作者
Weili Wan,Shuwen Zhao,Shi Zhuo,Yong Zhang,Lan Chen,Gangrui Li,Blair R. Renshaw,Jahan Salar Khalili,Sa Xiao,Yi Zhu
摘要
Abstract EGFR and HER3, members of the human epidermal growth factor receptor (ErbB) family, are targeted in cancer therapy due to their over-expression and pathway dependence in common human epithelial carcinoma tumors. To develop a promising therapeutic anti-tumor agent, we generated BL-B01D1, an EGFR×HER3-targeting ADC, which can bind to EGFR and/or HER3 positive cells and is expected to be superior to anti-EGFR and anti-HER3 ADCs. It is comprised of a bispecific antibody against EGFR/HER3 (SI-B001), a cathepsin B cleavable linker, and a novel topoisomerase I inhibitor agent (Ed-04), which is a derivative of the alkaloid camptothecin, driving cell cycle arrest at the S phase and subsequent apoptosis. BL-B01D1 achieves a high drug-to-antibody-ratio (DAR=8) with a highly stable linker. The pharmacological potential of this ADC was evaluated in comparison to its parental single antigen-targeting ADCs in xenograft models composed of either the human colorectal cancer cell line SW620 or pancreatic cancer cell line BxPC3. The tumor inhibition activity of BL-B01D1 was compared with ADCs prepared from each parental anti-EGFR or anti-HER3 mAb conjugated with the same linker and payload.

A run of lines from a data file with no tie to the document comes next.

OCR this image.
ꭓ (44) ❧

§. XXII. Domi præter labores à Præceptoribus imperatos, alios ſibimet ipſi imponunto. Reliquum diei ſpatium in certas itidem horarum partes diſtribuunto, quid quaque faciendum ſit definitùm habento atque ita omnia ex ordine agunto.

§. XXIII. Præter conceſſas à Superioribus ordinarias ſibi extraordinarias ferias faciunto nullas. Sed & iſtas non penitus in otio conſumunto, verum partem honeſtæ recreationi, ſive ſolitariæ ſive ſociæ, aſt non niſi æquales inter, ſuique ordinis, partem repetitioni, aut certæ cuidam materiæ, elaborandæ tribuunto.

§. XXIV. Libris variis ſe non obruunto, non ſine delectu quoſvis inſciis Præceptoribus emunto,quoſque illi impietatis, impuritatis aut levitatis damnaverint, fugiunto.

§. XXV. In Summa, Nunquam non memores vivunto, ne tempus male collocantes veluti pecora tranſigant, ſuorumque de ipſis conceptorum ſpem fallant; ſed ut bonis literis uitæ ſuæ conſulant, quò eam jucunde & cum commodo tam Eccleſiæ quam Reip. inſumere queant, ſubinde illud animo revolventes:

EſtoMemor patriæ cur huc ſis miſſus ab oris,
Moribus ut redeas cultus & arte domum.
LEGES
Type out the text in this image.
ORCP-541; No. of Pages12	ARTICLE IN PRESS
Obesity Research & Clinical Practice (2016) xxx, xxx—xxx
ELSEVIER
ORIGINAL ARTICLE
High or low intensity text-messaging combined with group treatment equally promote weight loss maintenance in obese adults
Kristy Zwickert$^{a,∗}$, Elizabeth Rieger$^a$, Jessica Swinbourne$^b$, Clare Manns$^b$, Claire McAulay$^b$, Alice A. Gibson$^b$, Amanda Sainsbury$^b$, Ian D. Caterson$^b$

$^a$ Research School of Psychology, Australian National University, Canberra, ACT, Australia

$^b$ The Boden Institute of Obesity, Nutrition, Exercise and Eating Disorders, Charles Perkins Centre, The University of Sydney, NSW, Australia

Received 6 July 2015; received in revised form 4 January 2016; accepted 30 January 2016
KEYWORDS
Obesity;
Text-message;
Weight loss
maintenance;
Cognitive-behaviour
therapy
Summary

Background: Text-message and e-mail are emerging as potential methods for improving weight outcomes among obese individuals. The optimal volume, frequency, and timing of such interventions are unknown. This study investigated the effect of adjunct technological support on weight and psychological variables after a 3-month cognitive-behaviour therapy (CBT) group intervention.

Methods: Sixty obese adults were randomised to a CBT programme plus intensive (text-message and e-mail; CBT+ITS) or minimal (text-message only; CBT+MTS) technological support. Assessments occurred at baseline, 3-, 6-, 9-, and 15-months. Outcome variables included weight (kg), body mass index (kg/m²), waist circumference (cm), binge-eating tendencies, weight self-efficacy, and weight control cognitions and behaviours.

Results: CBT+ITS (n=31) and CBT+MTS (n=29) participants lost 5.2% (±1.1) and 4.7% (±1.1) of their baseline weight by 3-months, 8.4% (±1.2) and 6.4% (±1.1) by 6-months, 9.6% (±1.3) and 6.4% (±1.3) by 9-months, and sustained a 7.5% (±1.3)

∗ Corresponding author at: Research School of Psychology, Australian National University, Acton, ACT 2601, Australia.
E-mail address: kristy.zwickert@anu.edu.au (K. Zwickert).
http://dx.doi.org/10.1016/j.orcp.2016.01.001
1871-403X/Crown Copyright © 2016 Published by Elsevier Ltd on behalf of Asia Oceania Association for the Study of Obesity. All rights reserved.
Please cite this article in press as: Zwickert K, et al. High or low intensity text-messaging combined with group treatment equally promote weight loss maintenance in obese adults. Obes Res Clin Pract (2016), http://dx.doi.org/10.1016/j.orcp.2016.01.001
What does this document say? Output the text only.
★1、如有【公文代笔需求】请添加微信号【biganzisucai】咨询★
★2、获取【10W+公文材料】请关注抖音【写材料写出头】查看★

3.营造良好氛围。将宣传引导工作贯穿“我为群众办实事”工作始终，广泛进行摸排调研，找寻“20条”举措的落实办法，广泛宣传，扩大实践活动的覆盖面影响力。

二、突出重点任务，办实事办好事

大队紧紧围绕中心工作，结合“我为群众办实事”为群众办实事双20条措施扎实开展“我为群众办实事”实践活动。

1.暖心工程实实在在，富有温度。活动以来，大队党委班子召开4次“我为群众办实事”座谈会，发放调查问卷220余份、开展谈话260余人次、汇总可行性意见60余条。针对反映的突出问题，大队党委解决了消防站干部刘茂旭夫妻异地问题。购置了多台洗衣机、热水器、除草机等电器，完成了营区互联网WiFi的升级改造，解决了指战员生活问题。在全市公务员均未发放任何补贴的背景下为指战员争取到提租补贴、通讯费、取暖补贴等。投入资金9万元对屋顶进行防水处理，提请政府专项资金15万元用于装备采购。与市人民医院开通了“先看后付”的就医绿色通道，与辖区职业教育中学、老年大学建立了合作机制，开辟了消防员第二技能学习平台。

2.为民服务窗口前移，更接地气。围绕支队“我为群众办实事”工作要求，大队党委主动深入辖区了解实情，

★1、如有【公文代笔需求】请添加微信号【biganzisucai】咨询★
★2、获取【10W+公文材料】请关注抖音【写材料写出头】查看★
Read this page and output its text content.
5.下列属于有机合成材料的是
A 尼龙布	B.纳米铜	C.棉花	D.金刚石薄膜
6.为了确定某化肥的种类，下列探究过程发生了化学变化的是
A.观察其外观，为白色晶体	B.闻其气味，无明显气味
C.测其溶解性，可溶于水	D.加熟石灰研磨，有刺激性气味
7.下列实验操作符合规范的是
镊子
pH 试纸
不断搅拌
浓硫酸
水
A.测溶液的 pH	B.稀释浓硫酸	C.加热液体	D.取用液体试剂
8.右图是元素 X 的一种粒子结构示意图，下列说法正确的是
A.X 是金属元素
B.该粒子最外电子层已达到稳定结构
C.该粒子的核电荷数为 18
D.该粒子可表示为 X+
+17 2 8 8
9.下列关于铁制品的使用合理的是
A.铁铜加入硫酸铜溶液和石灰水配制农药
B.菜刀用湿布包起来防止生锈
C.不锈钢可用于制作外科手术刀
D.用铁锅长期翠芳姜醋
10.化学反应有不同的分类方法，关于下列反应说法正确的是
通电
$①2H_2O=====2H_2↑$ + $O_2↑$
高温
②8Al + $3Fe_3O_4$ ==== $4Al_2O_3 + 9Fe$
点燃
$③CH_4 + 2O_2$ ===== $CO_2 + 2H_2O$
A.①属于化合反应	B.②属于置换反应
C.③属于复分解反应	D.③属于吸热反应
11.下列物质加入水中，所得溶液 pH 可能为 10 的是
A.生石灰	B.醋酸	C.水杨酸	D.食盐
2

The bispecific ADC, BL-B01D1 exhibited stronger tumor inhibition capacity than the anti-EGFR ADC and the anti-HER3 ADC separately. The preclinical studies suggest BL-B01D1, as an EGFR×HER3-targeting ADC, might be a promising novel agent with activity toward a broad range of human cancers. The clinical phase I has been progressing and the available data exhibit excellent efficacy but low levels of targeted toxicity in the non-small cell lung cancer (NSCLC) treatment setting. Overall, these data suggest BL-B01D1 has potential to serve as a novel, efficacious therapeutic agent for NSCLC with similar therapeutic impact as DS-8201 has in breast cancer treatment. Citation Format: Weili Wan, Shuwen Zhao, Shi Zhuo, Yong Zhang, Lan Chen, Gangrui Li, Blair Renshaw, Jahan Salar Khalili, Sa Xiao, Yi Zhu. BL-B01D1, a novel EGFR×HER3-targeting ADC, demonstrates robust anti-tumor efficacy in preclinical evaluation [abstract]. In: Proceedings of the American Association for Cancer Research Annual Meeting 2023; Part 1 (Regular and Invited Abstracts); 2023 Apr 14-19; Orlando, FL. Philadelphia (PA): AACR; Cancer Res 2023;83(7_Suppl):Abstract nr 2642.